In September, the Barack Obama Foundation announced finalists for the location of Barack Obama’s presidential library and museum. Two of those locations–University of Illinois at Chicago and University of Hawaii at Honolulu–have released speculative renderings of what the design might look like. Short answer: pretty slick!
The University of Hawaii at Honolulu submitted three proposed plans by some big-name architecture firms: Snøhetta and WCIT architecture; MOS and Workshop-HI; and Allied Works Architecture. Snøhetta’s plan is based around the metaphor of a coral reef, a “diverse collective of individuals growing over many generations,” according to the proposal, and the sleek design forms the shape of a teardrop when seen from above.
Allied Works’ wave-like design is similarly beautiful when seen from above; when viewed from the side, the curving roofs conjure up ocean swells.

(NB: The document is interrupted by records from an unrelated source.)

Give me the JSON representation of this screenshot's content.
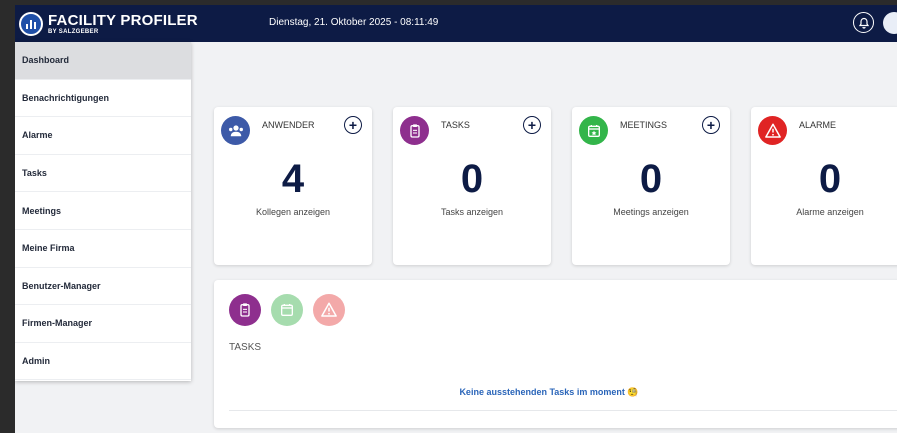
{
  "header": {
    "logo_title": "FACILITY PROFILER",
    "logo_subtitle": "BY SALZGEBER",
    "datetime": "Dienstag, 21. Oktober 2025 - 08:11:49",
    "colors": {
      "bar": "#0d1b45"
    }
  },
  "sidebar": {
    "items": [
      {
        "label": "Dashboard",
        "active": true
      },
      {
        "label": "Benachrichtigungen"
      },
      {
        "label": "Alarme"
      },
      {
        "label": "Tasks"
      },
      {
        "label": "Meetings"
      },
      {
        "label": "Meine Firma"
      },
      {
        "label": "Benutzer-Manager"
      },
      {
        "label": "Firmen-Manager"
      },
      {
        "label": "Admin"
      }
    ]
  },
  "cards": [
    {
      "title": "ANWENDER",
      "count": "4",
      "link": "Kollegen anzeigen",
      "icon": "users-icon",
      "color": "#3d5aa8",
      "has_add": true
    },
    {
      "title": "TASKS",
      "count": "0",
      "link": "Tasks anzeigen",
      "icon": "clipboard-icon",
      "color": "#8e2f8e",
      "has_add": true
    },
    {
      "title": "MEETINGS",
      "count": "0",
      "link": "Meetings anzeigen",
      "icon": "calendar-icon",
      "color": "#33b54a",
      "has_add": true
    },
    {
      "title": "ALARME",
      "count": "0",
      "link": "Alarme anzeigen",
      "icon": "warning-icon",
      "color": "#e02424",
      "has_add": false
    }
  ],
  "panel": {
    "label": "TASKS",
    "empty_message": "Keine ausstehenden Tasks im moment",
    "empty_emoji": "🧐",
    "tabs": [
      {
        "icon": "clipboard-icon",
        "color": "#8e2f8e",
        "active": true
      },
      {
        "icon": "calendar-icon",
        "color": "#a6dcae",
        "active": false
      },
      {
        "icon": "warning-icon",
        "color": "#f3a9a9",
        "active": false
      }
    ]
  }
}
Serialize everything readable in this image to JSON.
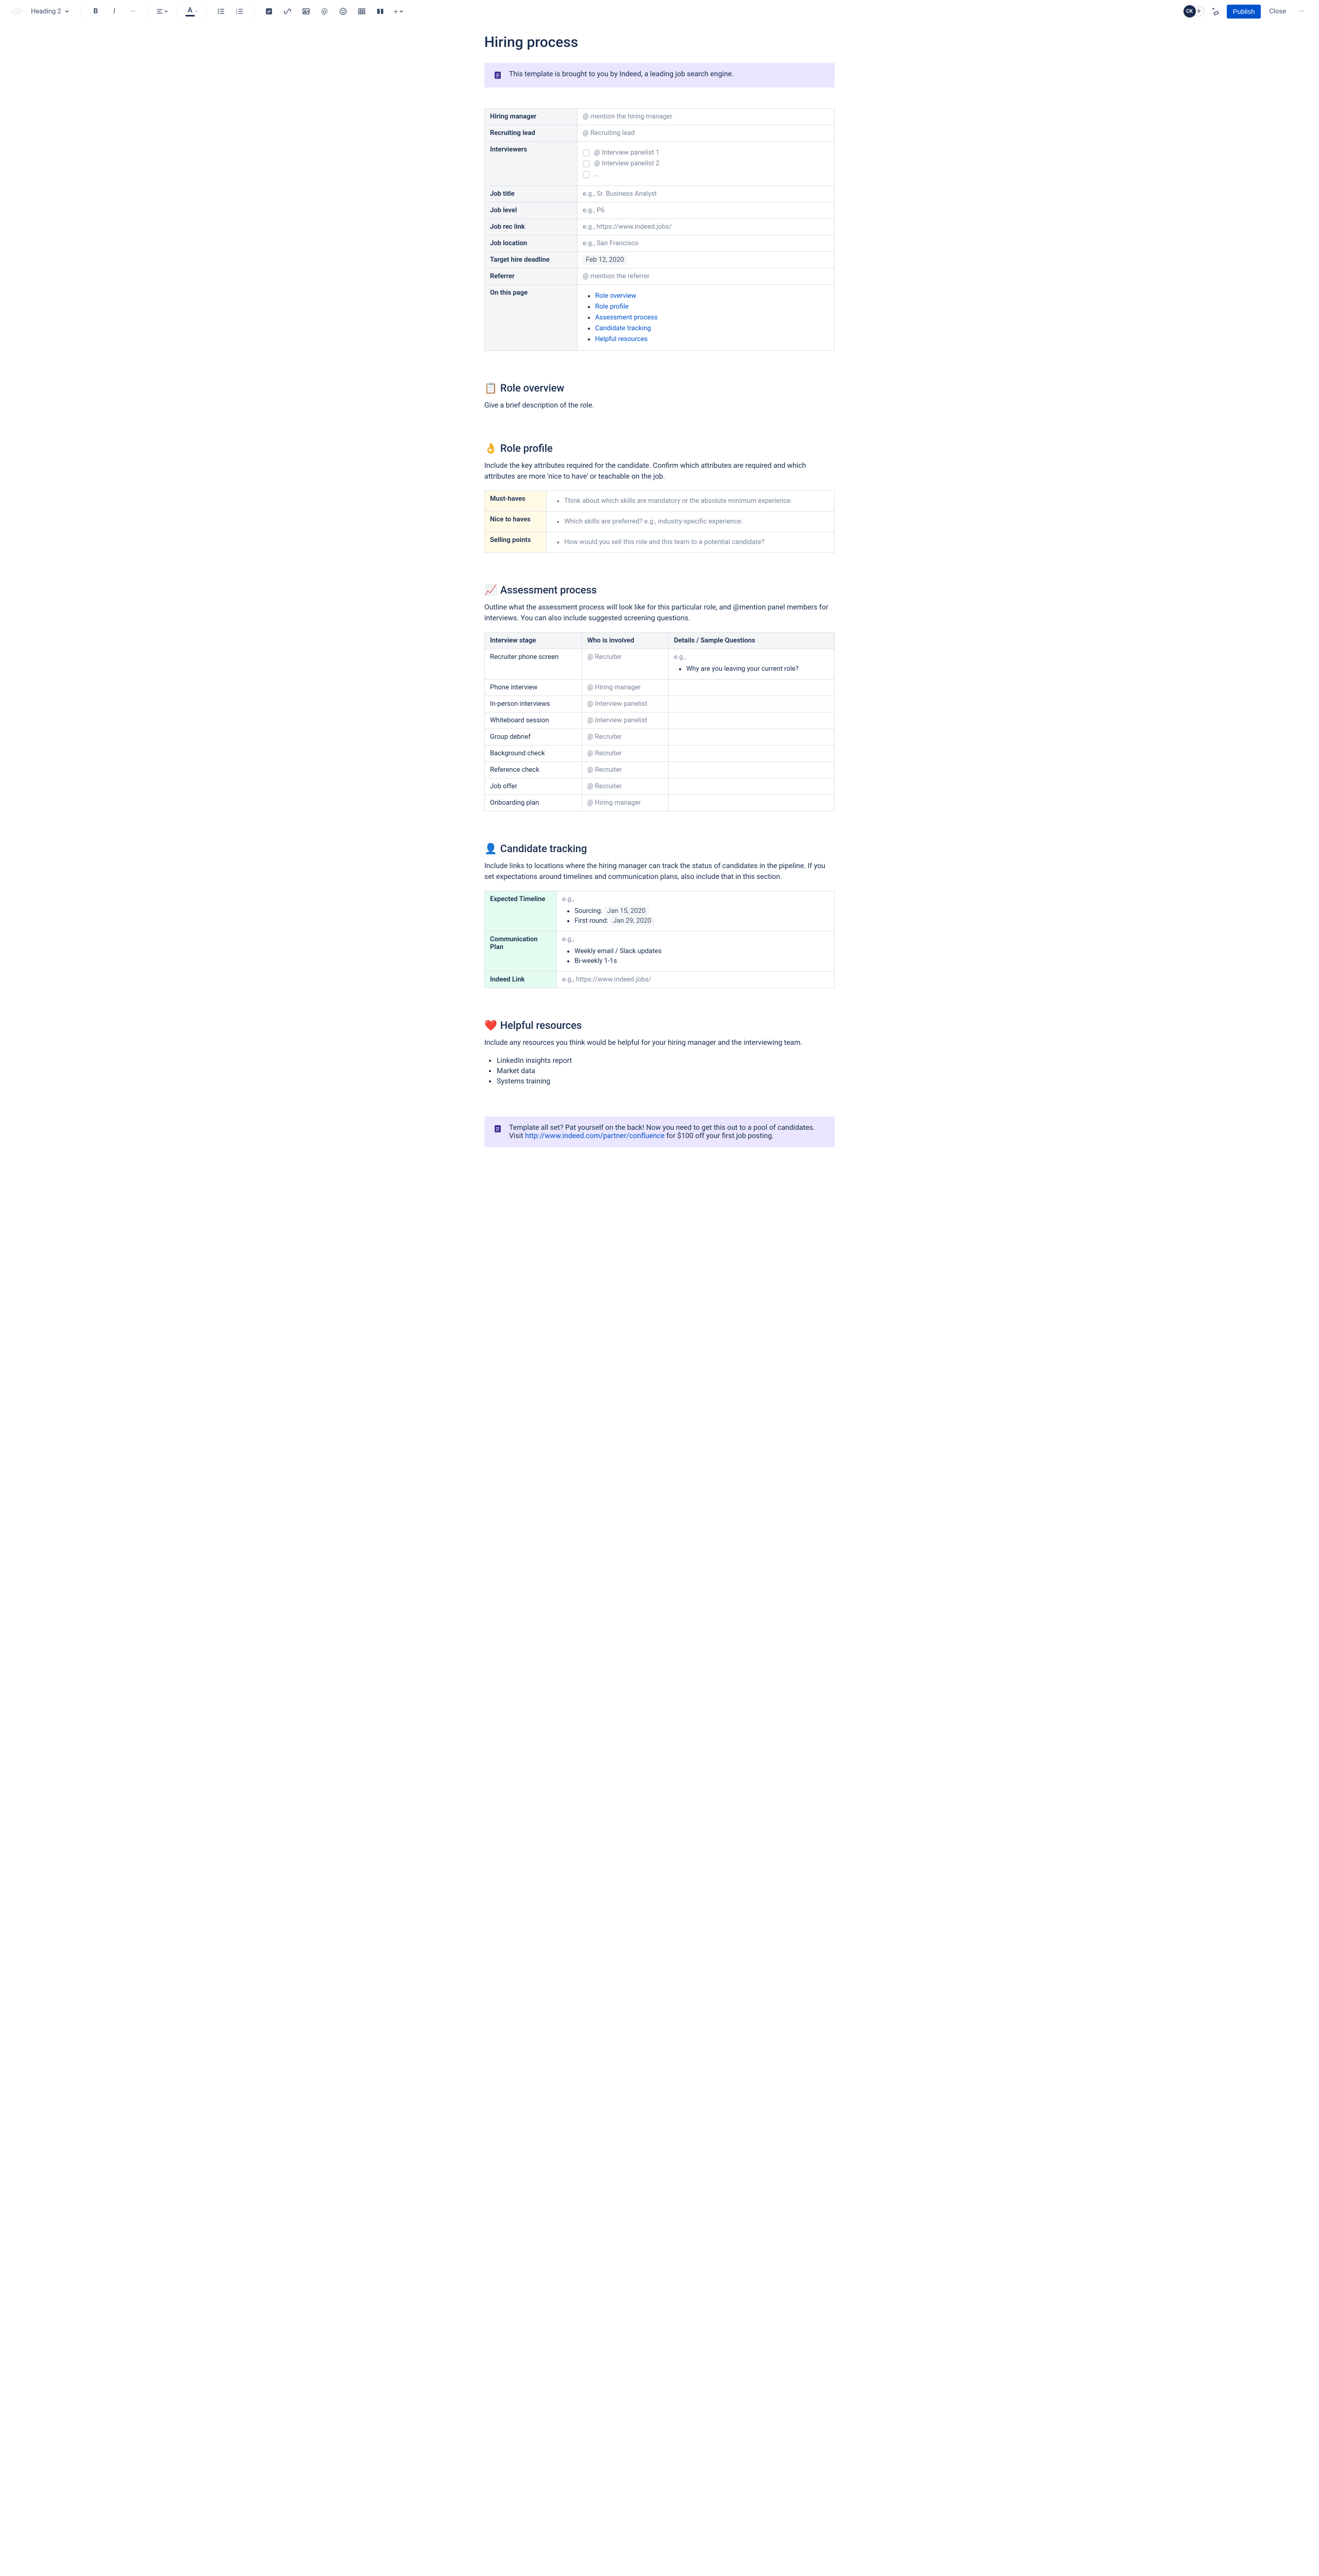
{
  "toolbar": {
    "styleLabel": "Heading 2",
    "publish": "Publish",
    "close": "Close",
    "avatar": "CK"
  },
  "title": "Hiring process",
  "panel1": "This template is brought to you by Indeed, a leading job search engine.",
  "infoTable": {
    "hiringManager": {
      "label": "Hiring manager",
      "placeholder": "@ mention the hiring manager"
    },
    "recruitingLead": {
      "label": "Recruiting lead",
      "placeholder": "@ Recruiting lead"
    },
    "interviewers": {
      "label": "Interviewers",
      "items": [
        "@ Interview panelist 1",
        "@ Interview panelist 2",
        "..."
      ]
    },
    "jobTitle": {
      "label": "Job title",
      "placeholder": "e.g., Sr. Business Analyst"
    },
    "jobLevel": {
      "label": "Job level",
      "placeholder": "e.g., P6"
    },
    "jobRecLink": {
      "label": "Job rec link",
      "placeholder": "e.g., https://www.indeed.jobs/"
    },
    "jobLocation": {
      "label": "Job location",
      "placeholder": "e.g., San Francisco"
    },
    "targetHire": {
      "label": "Target hire deadline",
      "date": "Feb 12, 2020"
    },
    "referrer": {
      "label": "Referrer",
      "placeholder": "@ mention the referrer"
    },
    "onThisPage": {
      "label": "On this page",
      "links": [
        "Role overview",
        "Role profile",
        "Assessment process",
        "Candidate tracking",
        "Helpful resources"
      ]
    }
  },
  "roleOverview": {
    "icon": "📋",
    "title": "Role overview",
    "body": "Give a brief description of the role."
  },
  "roleProfile": {
    "icon": "👌",
    "title": "Role profile",
    "body": "Include the key attributes required for the candidate. Confirm which attributes are required and which attributes are more 'nice to have' or teachable on the job.",
    "rows": [
      {
        "label": "Must-haves",
        "text": "Think about which skills are mandatory or the absolute minimum experience."
      },
      {
        "label": "Nice to haves",
        "text": "Which skills are preferred? e.g., industry-specific experience."
      },
      {
        "label": "Selling points",
        "text": "How would you sell this role and this team to a potential candidate?"
      }
    ]
  },
  "assessment": {
    "icon": "📈",
    "title": "Assessment process",
    "body": "Outline what the assessment process will look like for this particular role, and @mention panel members for interviews. You can also include suggested screening questions.",
    "headers": [
      "Interview stage",
      "Who is involved",
      "Details / Sample Questions"
    ],
    "rows": [
      {
        "stage": "Recruiter phone screen",
        "who": "@ Recruiter",
        "detailsPrefix": "e.g.,",
        "bullet": "Why are you leaving your current role?"
      },
      {
        "stage": "Phone interview",
        "who": "@ Hiring manager"
      },
      {
        "stage": "In-person interviews",
        "who": "@ Interview panelist"
      },
      {
        "stage": "Whiteboard session",
        "who": "@ Interview panelist"
      },
      {
        "stage": "Group debrief",
        "who": "@ Recruiter"
      },
      {
        "stage": "Background check",
        "who": "@ Recruiter"
      },
      {
        "stage": "Reference check",
        "who": "@ Recruiter"
      },
      {
        "stage": "Job offer",
        "who": "@ Recruiter"
      },
      {
        "stage": "Onboarding plan",
        "who": "@ Hiring manager"
      }
    ]
  },
  "tracking": {
    "icon": "👤",
    "title": "Candidate tracking",
    "body": "Include links to locations where the hiring manager can track the status of candidates in the pipeline. If you set expectations around timelines and communication plans, also include that in this section.",
    "timeline": {
      "label": "Expected Timeline",
      "prefix": "e.g.,",
      "sourcing": "Sourcing:",
      "sourcingDate": "Jan 15, 2020",
      "firstRound": "First round:",
      "firstRoundDate": "Jan 29, 2020"
    },
    "commPlan": {
      "label": "Communication Plan",
      "prefix": "e.g.,",
      "items": [
        "Weekly email / Slack updates",
        "Bi-weekly 1-1s"
      ]
    },
    "indeedLink": {
      "label": "Indeed Link",
      "placeholder": "e.g., https://www.indeed.jobs/"
    }
  },
  "resources": {
    "icon": "❤️",
    "title": "Helpful resources",
    "body": "Include any resources you think would be helpful for your hiring manager and the interviewing team.",
    "items": [
      "LinkedIn insights report",
      "Market data",
      "Systems training"
    ]
  },
  "panel2": {
    "text1": "Template all set? Pat yourself on the back! Now you need to get this out to a pool of candidates. Visit ",
    "link": "http://www.indeed.com/partner/confluence",
    "text2": " for $100 off your first job posting."
  }
}
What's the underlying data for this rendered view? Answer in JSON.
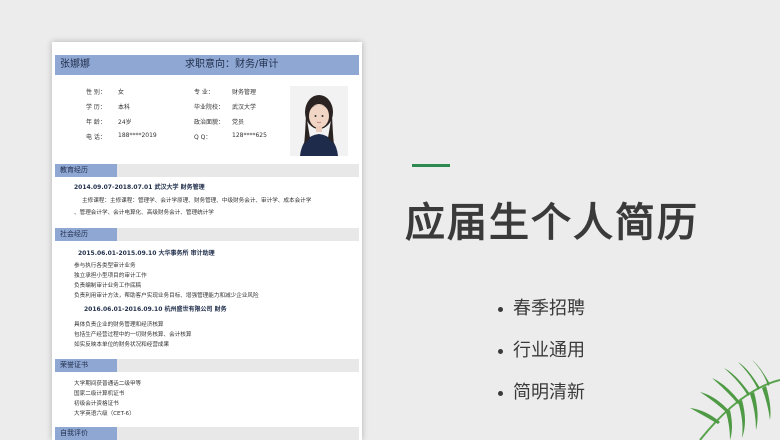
{
  "resume": {
    "name": "张娜娜",
    "intent": "求职意向：财务/审计",
    "info": {
      "gender_label": "性 别：",
      "gender": "女",
      "edu_label": "学 历：",
      "edu": "本科",
      "age_label": "年 龄：",
      "age": "24岁",
      "phone_label": "电 话：",
      "phone": "188****2019",
      "major_label": "专 业：",
      "major": "财务管理",
      "school_label": "毕业院校：",
      "school": "武汉大学",
      "politics_label": "政治面貌：",
      "politics": "党员",
      "qq_label": "Q Q：",
      "qq": "128****625"
    },
    "education": {
      "heading": "教育经历",
      "line1": "2014.09.07-2018.07.01    武汉大学        财务管理",
      "line2": "主修课程：主修课程：管理学、会计学原理、财务管理、中级财务会计、审计学、成本会计学",
      "line3": "、管理会计学、会计电算化、高级财务会计、管理统计学"
    },
    "social": {
      "heading": "社会经历",
      "job1": "2015.06.01-2015.09.10       大华事务所         审计助理",
      "d1": "参与执行各类型审计业务",
      "d2": "独立承担小型项目的审计工作",
      "d3": "负责编制审计业务工作底稿",
      "d4": "负责利用审计方法，帮助客户实现业务目标、增强管理能力和减少企业风险",
      "job2": "2016.06.01-2016.09.10       杭州盛世有限公司         财务",
      "d5": "具体负责企业的财务管理和经济核算",
      "d6": "包括生产经营过程中的一切财务核算、会计核算",
      "d7": "如实反映本单位的财务状况和经营成果"
    },
    "honors": {
      "heading": "荣誉证书",
      "c1": "大学期间获普通话二级甲等",
      "c2": "国家二级计算机证书",
      "c3": "初级会计资格证书",
      "c4": "大学英语六级（CET-6）"
    },
    "self": {
      "heading": "自我评价"
    }
  },
  "promo": {
    "title": "应届生个人简历",
    "bullets": [
      "春季招聘",
      "行业通用",
      "简明清新"
    ],
    "accent_color": "#2d8a4e"
  }
}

MOS and Workshop-HI’s design is the only one of the three to eschew a sea-inspired aesthetic for a plan that seems more grounded on the Earth. Their proposal features a cluster of buildings, which resemble flat stones laid under and over each other, some tilted and others parallel to the ground. They say their design “aims to be as public and open as possible, to nature and to the community.” Each of the three proposals includes a global youth leadership academy, a community organizing center, an interactive visitor center, and more.
UIC’s design spans two locations in Chicago, one in the North Lawndale neighborhood and the other over the CTA’s Blue Line UIC-Halsted station. The most notable feature is that part of the site would extend over the Jane Byrne Interchange–the intersection of the Kennedy, Dan Ryan, and Eisenhower expressways–to create a green space including urban farms and parks. This site would include a visitor center and an “O-4 Institute” for academic and civic collaboration. The library and museum would be situated in the North Lawndale location, connected to the other site via the Blue Line. To make this work, the Kostner Avenue station at North Lawndale would need to be reopened, which Chicago Mayor Rahm Emanuel has promised if their proposal is chosen. The proposal was made in conjunction with the Steans Family Foundation, which wants to revitalize the North Lawndale neighborhood. The foundation’s executive director Patricia Ford wrote that she “strongly believes the UIC-North Lawndale presidential corridor will serve as a testament to inclusiveness, revitalization, and renewal.”
Comparing the concepts proposed for the Hawaii and Chicago locations, it’s clear that Hawaii wants to be innovative, beautiful, and global in its scope, whereas UIC is focused on improving the community the library would inhabit. Obama’s career began as a community organizer in Chicago, so UIC’s approach makes a lot of sense. It remains to be seen what University of Chicago and Columbia pull out, so we’ll keep you updated. And ultimately, Michelle and Barack Obama will select an architect some time in 2015.